Acromegaly Treatment & Management
- Author: Hasnain M Khandwala, MD, FRCPC; Chief Editor: George T Griffing, MD more...
Medical Care
The goal of treatment is amelioration of symptoms caused by the local effects of the tumor, excess GH/IGF-I production, or both.
Because elevated GH/IGF-I concentration is associated with increased mortality rates, try to decrease/normalize their concentration. Most experts define cure, or adequate control, as a glucose-suppressed GH concentration of less than 2 ng/mL by radioimmunoassay (RIA) (1 mcg/L by IRMA) and normalization of the serum IGF-I concentration.
No single modality of treatment consistently achieves the above levels.[5] A multimodality approach usually requires surgery as the first line of treatment, followed by medical therapy for residual disease. Radiation treatment is generally reserved for refractory cases.
Somatostatin and dopamine analogues and GH receptor antagonists are the mainstays of medical treatment and are generally used after failure of primary surgery to induce complete remission.
Bromocriptine is a dopamine agonist with limited effectiveness in the treatment of acromegaly. It can reduce the circulating GH level to less than 5 ng/mL in only 20% of patients and can normalize the IGF-I concentration in 10% of patients. Shrinkage in tumor size is also observed in fewer than 20% of patients. Cabergoline, another dopamine agonist, fares somewhat better with response rates of 46%.
A meta-analysis found that cabergoline used as single-agent therapy in patients with acromegaly normalized IGF-I levels in one third of patients.[6] In cases where a somatostatin analog failed to control acromegaly, cabergoline adjunction normalized IGF-I levels in about 50% of gases.
Tumors that cosecrete prolactin have a better response rate to dopamine agonists. The response to these agents is often detected by a trial of the drug in suitable patients.
Somatostatin is a natural inhibitor of GH secretion. Because of its very short half-life, long-acting analogues have been developed. The long-acting analogue can be administered once per month but is extremely expensive (>$12,000/y in 1999).
Octreotide is the most extensively studied and used somatostatin analogue. It primarily binds to the somatostatin receptor subtypes II and V and inhibits GH secretion. Treatment with octreotide reduces GH concentration to less than 5 ng/mL in 65% of patients and to less than 2 ng/mL in 40% of patients; it normalizes concentration IGF-I in 60% of patients. Tumor shrinkage is observed in 20-50% of patients.
Pegvisomant, a GH receptor antagonist normalizes IGF-I levels in 90-100% of patients. As expected from its mechanism of action, GH levels increase during treatment and no decrease in tumor size is seen. A minority of patients may experience an increase in tumor size; whether this is due to natural history of the disease or an effect of treatment is unclear. Periodic imaging studies are advised in patients on this medication.

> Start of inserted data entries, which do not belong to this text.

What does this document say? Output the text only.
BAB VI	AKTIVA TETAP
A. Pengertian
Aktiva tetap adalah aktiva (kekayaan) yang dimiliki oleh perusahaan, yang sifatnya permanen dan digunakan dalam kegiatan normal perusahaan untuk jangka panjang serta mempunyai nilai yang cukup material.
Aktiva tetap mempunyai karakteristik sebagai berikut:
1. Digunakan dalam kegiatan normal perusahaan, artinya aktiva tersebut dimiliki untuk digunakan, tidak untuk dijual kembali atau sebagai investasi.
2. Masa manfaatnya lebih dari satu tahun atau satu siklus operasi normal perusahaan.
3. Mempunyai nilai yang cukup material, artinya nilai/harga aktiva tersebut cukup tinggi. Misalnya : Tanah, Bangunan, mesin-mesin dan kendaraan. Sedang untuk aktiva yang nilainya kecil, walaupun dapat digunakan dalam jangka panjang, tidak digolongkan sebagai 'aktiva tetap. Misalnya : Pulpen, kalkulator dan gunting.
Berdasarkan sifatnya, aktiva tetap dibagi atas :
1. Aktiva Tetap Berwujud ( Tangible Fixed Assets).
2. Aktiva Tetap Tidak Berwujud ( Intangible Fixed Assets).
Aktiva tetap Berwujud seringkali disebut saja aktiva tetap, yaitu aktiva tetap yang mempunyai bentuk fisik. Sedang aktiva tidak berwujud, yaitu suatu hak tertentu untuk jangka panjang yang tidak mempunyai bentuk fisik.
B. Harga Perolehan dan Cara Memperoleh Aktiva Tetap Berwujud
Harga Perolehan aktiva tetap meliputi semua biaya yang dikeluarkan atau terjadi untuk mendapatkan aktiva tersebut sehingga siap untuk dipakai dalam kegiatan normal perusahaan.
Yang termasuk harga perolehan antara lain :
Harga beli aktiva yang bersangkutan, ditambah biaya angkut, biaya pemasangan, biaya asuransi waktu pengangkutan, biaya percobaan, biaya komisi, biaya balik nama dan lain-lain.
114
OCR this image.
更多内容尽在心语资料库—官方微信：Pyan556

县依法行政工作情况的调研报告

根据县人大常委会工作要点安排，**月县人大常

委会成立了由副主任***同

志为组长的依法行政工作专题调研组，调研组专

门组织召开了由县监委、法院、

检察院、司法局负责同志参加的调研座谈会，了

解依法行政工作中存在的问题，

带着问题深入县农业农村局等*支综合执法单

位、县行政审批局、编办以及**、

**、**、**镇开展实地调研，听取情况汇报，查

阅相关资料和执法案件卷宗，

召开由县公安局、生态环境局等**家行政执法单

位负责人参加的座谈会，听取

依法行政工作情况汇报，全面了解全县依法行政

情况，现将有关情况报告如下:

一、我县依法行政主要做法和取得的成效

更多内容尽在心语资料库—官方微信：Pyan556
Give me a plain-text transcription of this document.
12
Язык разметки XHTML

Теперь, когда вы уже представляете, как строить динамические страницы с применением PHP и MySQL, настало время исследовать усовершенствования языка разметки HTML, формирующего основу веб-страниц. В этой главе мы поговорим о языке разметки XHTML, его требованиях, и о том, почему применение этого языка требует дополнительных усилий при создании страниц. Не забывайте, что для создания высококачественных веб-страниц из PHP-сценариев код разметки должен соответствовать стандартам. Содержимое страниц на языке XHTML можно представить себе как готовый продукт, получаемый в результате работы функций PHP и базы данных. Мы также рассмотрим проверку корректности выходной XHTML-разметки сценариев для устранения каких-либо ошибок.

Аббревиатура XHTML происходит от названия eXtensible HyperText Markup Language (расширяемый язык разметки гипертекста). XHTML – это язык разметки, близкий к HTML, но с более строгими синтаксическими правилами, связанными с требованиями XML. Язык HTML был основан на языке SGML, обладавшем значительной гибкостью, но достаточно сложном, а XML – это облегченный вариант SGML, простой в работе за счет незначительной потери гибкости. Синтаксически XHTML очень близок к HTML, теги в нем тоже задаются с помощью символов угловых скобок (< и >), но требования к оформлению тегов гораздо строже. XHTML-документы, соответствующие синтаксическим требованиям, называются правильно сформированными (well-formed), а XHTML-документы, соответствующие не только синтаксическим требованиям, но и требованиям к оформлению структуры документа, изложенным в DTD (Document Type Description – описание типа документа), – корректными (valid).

Radiation treatment takes to reduce/normalize GH/IGF-I levels. About 60% of patients have a GH concentration of less than 5 ng/mL 10 years after radiotherapy. A similar percentage of patients develop panhypopituitarism as a result of treatment. Because of the disappointing results and adverse effects, radiotherapy is used as an adjuvant for large invasive tumors and when surgery is contraindicated. Some studies suggest that radiation is associated with the development of secondary tumors.
Surgical Care
Even though surgery might not cure a significant number of patients, it is employed as first-line therapy. Patients with residual disease can then be offered adjuvant treatment.
Transsphenoidal hypophysectomy has the dual advantage of rapidly improving symptoms caused by mass effect of the tumor and significantly reducing or normalizing GH/IGF-I concentrations. Remission depends on the initial size of the tumor, the GH level, and the skill of the neurosurgeon. A remission rate of 80-85% can be expected for microadenomas and 50-65% for macroadenomas.
The postoperative GH concentration may predict remission rates. According to the results of one study, a postoperative GH concentration of less than 3 ng/dL was associated with a 90% remission rate, which declined to 5% in patients with postoperative GH concentration greater than 5 ng/dL.